The Executive is also available to evaluate a reform of the shareholding structure of the Bank of Italy "in the short term" and "in concert with the ECB" - According to the minister, there are "the first signs of recovery: Italy has all the potential to reverse downturn” – S&P downgrade is “based on past data”.

Saccomanni to the banks: "Tax review on loss-making loans"

The government is considering one revision of the tax regime on non-losing bank loans. This was announced by the Minister of Economy, Fabrizio Saccomanni, at the ABI assembly.
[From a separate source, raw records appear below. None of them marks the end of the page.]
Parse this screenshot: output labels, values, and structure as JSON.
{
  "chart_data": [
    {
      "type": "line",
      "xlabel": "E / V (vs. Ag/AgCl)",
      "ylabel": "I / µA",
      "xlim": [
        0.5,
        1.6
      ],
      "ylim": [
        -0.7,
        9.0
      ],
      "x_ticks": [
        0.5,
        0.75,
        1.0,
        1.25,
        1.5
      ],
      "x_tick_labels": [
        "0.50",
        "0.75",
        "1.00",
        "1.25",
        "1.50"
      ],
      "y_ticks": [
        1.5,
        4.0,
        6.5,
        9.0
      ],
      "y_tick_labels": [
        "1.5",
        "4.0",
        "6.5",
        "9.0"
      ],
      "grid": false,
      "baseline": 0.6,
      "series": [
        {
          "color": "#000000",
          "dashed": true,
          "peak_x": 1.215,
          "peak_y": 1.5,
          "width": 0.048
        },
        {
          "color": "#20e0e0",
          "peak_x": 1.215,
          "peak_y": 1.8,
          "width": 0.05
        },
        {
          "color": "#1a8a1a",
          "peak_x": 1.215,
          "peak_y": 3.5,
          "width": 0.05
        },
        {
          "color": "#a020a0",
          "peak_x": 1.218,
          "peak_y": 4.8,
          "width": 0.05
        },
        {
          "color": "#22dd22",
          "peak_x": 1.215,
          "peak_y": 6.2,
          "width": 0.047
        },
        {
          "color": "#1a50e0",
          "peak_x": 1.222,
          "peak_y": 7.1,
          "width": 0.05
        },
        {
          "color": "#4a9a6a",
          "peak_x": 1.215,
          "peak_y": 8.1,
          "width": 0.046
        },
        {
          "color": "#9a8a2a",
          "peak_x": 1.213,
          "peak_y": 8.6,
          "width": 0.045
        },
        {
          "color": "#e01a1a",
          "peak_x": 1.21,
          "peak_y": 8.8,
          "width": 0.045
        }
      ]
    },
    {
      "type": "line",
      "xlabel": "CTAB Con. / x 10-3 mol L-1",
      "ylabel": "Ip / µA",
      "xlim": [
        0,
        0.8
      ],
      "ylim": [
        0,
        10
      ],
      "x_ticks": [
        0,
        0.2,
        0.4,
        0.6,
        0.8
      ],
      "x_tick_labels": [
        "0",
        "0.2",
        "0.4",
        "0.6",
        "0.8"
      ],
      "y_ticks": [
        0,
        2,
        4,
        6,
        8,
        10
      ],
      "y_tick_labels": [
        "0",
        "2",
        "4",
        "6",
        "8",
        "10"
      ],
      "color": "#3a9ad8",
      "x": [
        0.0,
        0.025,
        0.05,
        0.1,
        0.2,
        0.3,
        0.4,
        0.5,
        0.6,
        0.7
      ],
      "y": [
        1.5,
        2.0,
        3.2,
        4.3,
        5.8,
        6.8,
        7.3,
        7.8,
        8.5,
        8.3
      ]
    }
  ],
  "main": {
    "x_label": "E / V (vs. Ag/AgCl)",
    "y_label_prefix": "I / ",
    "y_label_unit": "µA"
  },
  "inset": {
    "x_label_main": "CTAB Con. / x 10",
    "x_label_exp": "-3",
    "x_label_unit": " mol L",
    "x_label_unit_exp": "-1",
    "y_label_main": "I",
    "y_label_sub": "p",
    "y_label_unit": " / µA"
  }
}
The modification “of the tax regime of non-performing credits of the banking system is a priority attention of the government – ​​said Saccomanni -. All suitable options are being evaluated to reconcile the need to eliminate the penalties deriving from the regulations in force with an unavoidable respect for budget constraints”.

Previously Antonio Patuelli, president of the ABI, had asked the government to find "technical solutions which, first of all for new loans, provide for the full tax deductibility of the losses, consequent to the new loans, in the year in which they were highlighted in the financial statements civil law".

At the ABI meeting Ignazio Visco also spoke, governor of the Bank of Italy. Saccomanni explained that the Executive is available to evaluate "in a short time" and "in concert with the ECB" a reform of the shareholding structure of the central institute.

As for the general trend of the economy, the minister underlined that those taken so far by the Government "are bridging measures pending structural measures and the economic recovery, of which we are starting to see the first signs. Italy has all the potential to reverse the unfavorable cycle that has lasted too long provided that all margins are exploited”.

The downgrading of Italy by Standard & Poor's, therefore, is a “decision based on a mechanical extrapolation of data from the past – underlined Saccomanni –, with little or no consideration of the measures already taken or taken into consideration. Decisions not supported by shared analyzes - he said - can have procyclical and destabilizing effects. In the end what will count will be the decision of savers who invest in our country”.